TIME: 4:30-5:30 pm,  Thursday, October 19, 2006

PLACE: CSE 403

TITLE:  The effectiveness of Lloyd-type methods for the k-means problem

SPEAKER: Yuval Rabani
         Technion
 

ABSTRACT:

We investigate variants of Lloyd's heuristic for clustering high
dimensional data in an attempt to explain its popularity (a half
century after its introduction) among practitioners, and in order to
suggest improvements in its application. We propose and justify a
clusterability criterion for data sets. We present variants of Lloyd's
heuristic that quickly lead to provably near-optimal clustering
solutions when applied to well-clusterable instances. This is the
first performance guarantee for a variant of Lloyd's heuristic.
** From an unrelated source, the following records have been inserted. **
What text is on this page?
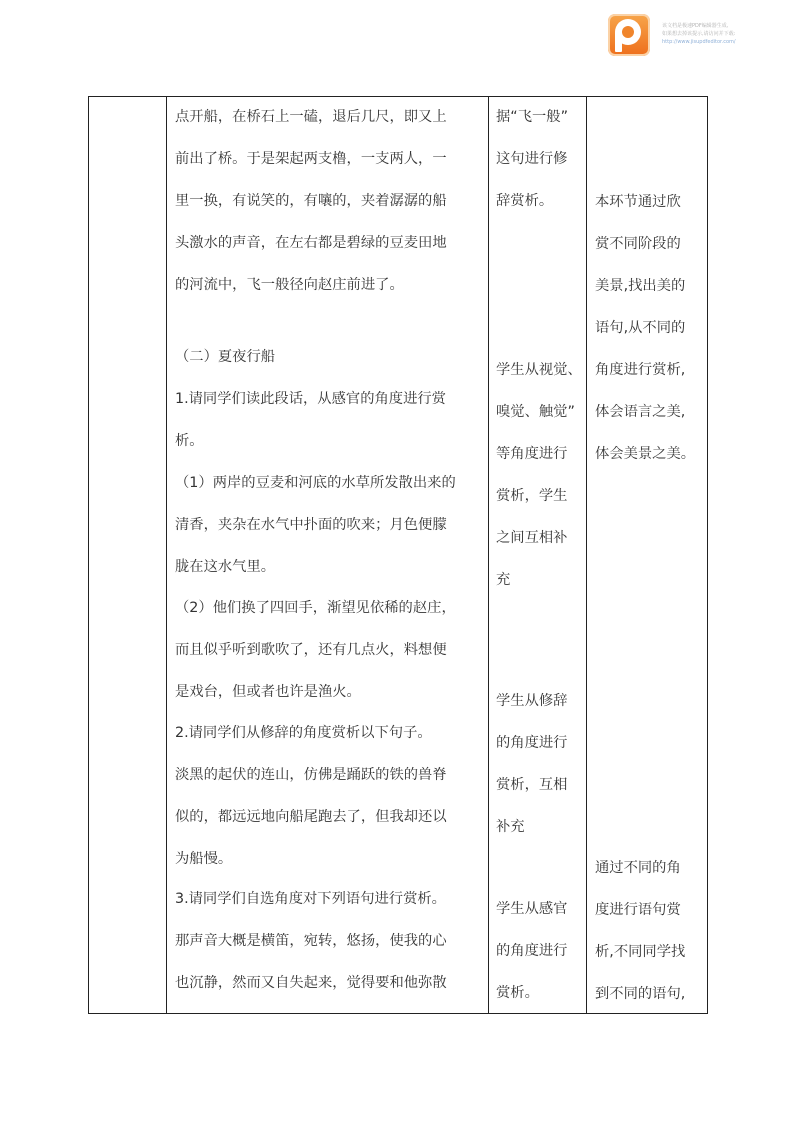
该文档是极速PDF编辑器生成,
如果想去掉该提示,请访问并下载:
http://www.jisupdfeditor.com/

点开船，在桥石上一磕，退后几尺，即又上

前出了桥。于是架起两支橹，一支两人，一

里一换，有说笑的，有嚷的，夹着潺潺的船

头激水的声音，在左右都是碧绿的豆麦田地

的河流中，飞一般径向赵庄前进了。

（二）夏夜行船

1.请同学们读此段话，从感官的角度进行赏

析。

（1）两岸的豆麦和河底的水草所发散出来的

清香，夹杂在水气中扑面的吹来；月色便朦

胧在这水气里。

（2）他们换了四回手，渐望见依稀的赵庄，

而且似乎听到歌吹了，还有几点火，料想便

是戏台，但或者也许是渔火。

2.请同学们从修辞的角度赏析以下句子。

淡黑的起伏的连山，仿佛是踊跃的铁的兽脊

似的，都远远地向船尾跑去了，但我却还以

为船慢。

3.请同学们自选角度对下列语句进行赏析。

那声音大概是横笛，宛转，悠扬，使我的心

也沉静，然而又自失起来，觉得要和他弥散

据“飞一般”

这句进行修

辞赏析。

学生从视觉、

嗅觉、触觉”

等角度进行

赏析，学生

之间互相补

充

学生从修辞

的角度进行

赏析，互相

补充

学生从感官

的角度进行

赏析。

本环节通过欣

赏不同阶段的

美景,找出美的

语句,从不同的

角度进行赏析,

体会语言之美,

体会美景之美。

通过不同的角

度进行语句赏

析,不同同学找

到不同的语句,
The
provision of a guarantee on output quality does not come at the
expense of speed: some of our algorithms are candidates for being
faster in practice than currently used variants of Lloyd's method. In
addition, our other algorithms are faster on well-clusterable
instances than recently proposed approximation algorithms, while
maintaining similar guarantees on clustering quality. Our main
algorithmic contribution is a novel probabilistic seeding process for
the starting configuration of a Lloyd-type iteration.

This is joint work with Rafail Ostrovsky, Leonard Schulman, and
Chaitanya Swamy.